Commutative Separable Algebras II
Posted by John Baez
Thanks to everyone who helped me with my questions about commutative separable algebras! I have taken my new-found wisdom, meager as it may be, and placed it here:
- nLab, Separable algebra.
But now I have two more questions — one precise, one more open-ended.
First: I’ve learned a lot about separable algebras over fields, but I need to understand them over commutative rings — especially the integers.
A separable algebra $A$ over the commutative ring $k$ is one such that $A$ is projective as an $A \otimes_k A^{op}$ module. There are also some equivalent characterizations in the nLab article. But I want to know what finite separable $k$-algebras are actually like when $k$ is the integers. Of course an algebra over the integers is usually called a ring, so I might as well talk about “separable rings”.
I know I should read this:
- F. DeMeyer and E. Ingraham, Separable Algebras over Commutative Rings, Lecture Notes in Mathematics 181, Springer, Berlin, 1971.
… but I’m having trouble getting ahold of it right now. And I feel like chatting with you. So, I’ll just throw out this question:
Question: is a finite separable commutative ring the same as a finite product of finite fields?
Second, Lieven le Bruyn said that “in categorical terms, studying the monoidal category of commutative separable $k$-algebras is the same as studying the étale site of $k$”.
I would like to understand this comment better. I know I should read this:
- Milne, Étale Cohomology, Sections 1.3 and 2.1 (esp. Thm. 1.9), Princeton U. Press, Princeton, 1980.
… but again I’m having trouble getting ahold of it, and I think it might be more to just chat a bit about these ideas.
Here’s my vague guess.
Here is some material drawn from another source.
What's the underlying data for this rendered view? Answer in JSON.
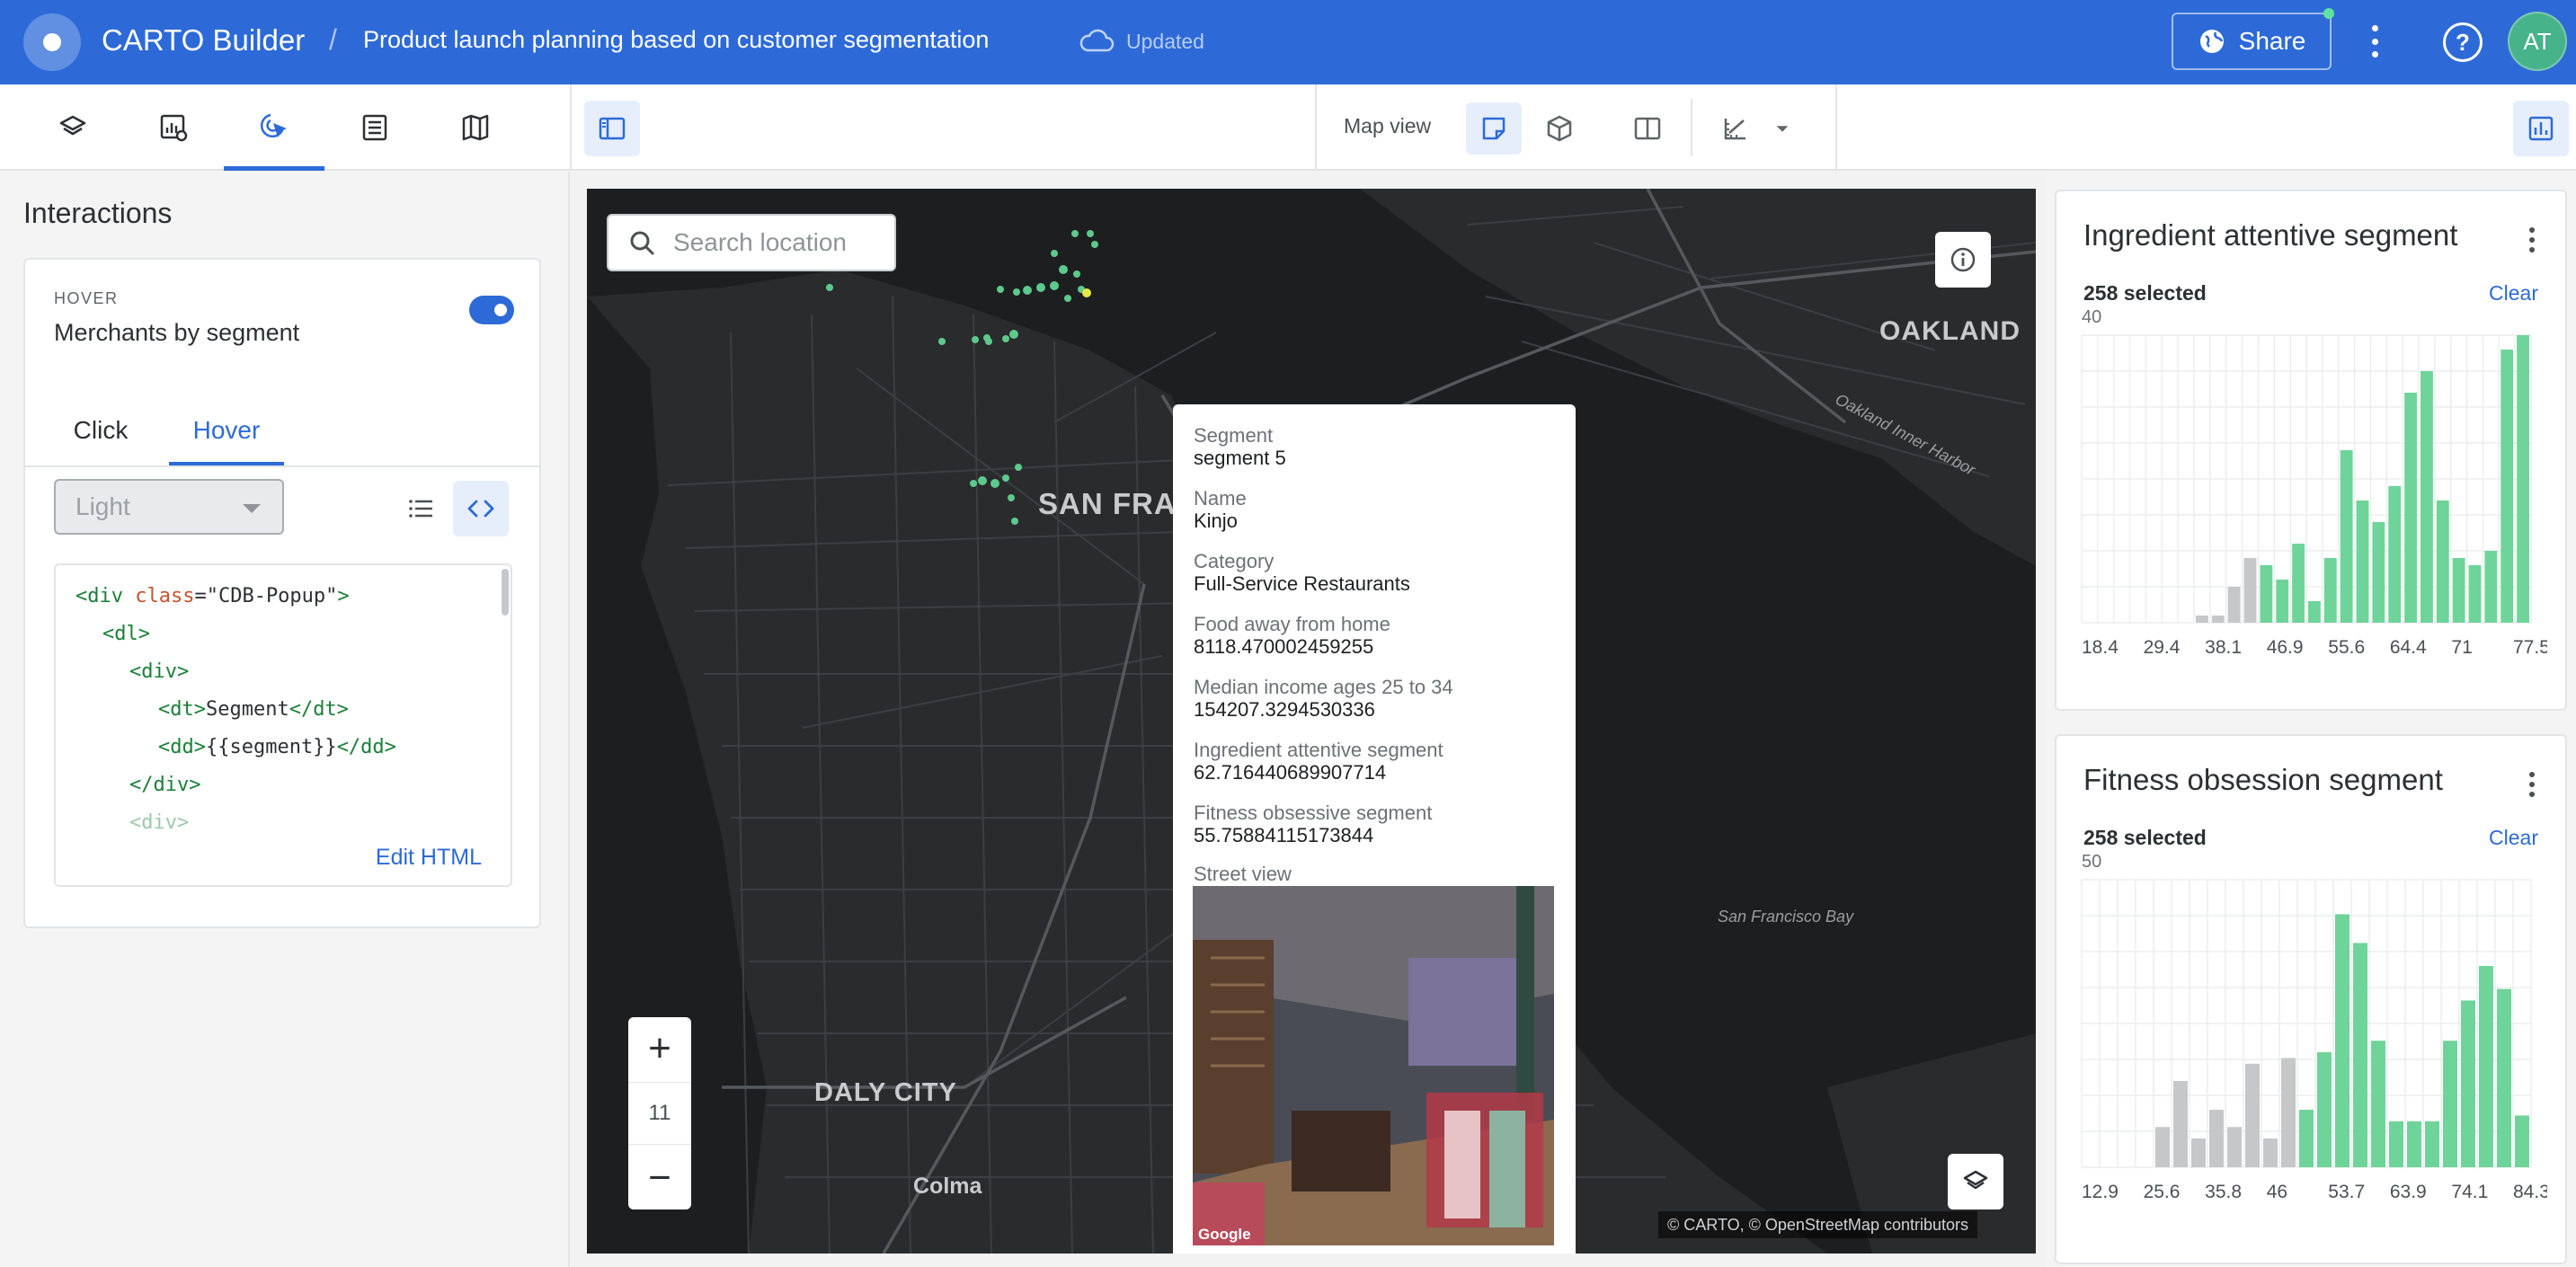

When we’re working over a commutative ring $k$, a commutative separable $k$-algebra acts like ‘the algebra of functions on a finite 0-dimensional space’. For example, when $k$ is the complex numbers, any commutative separable $k$-algebra is just the algebra of complex functions on a finite set.
In topology, when we have a finite covering space of a space, the fibers are finite sets. So, when we go over to algebraic geometry, commutative separable $k$-algebras play the role of ‘fibers of covering spaces’. But instead of saying ‘covering space’, we say ‘étale map of schemes’.
So, there’s a relation between the étale topology and commutative separable $k$-algebras. And I’m hoping that in the case where $k$ is the integers, these algebras are just finite products of finite fields. After all, a finite field acts like a ‘point’, so a finite product of finite fields should act like a ‘finite 0-dimensional space’.
Re: Commutative Separable Algebras II
John wrote:
Chris Schommer-Pries gave a hint regarding this question, as follows:
So, every finite product of finite fields is indeed a commutative separable algebra over $\mathbb{Z}$, i.e. a finite commutative separable ring.
How about the converse? The answer to my question about will be yes if we can show this:
Suppose $A$ is a finite commutative ring such that for every prime $p$, $A/p$ is a finite product of finite fields of characteristic $p$. Then $A$ is a finite product of finite fields.
(Why? Well, combine what Chris said with this: a finite commutative semi-simple $\mathbb{Z}/p$-algebra is the same as a finite product of finite fields of characteristic $p$.)
Can anyone show this?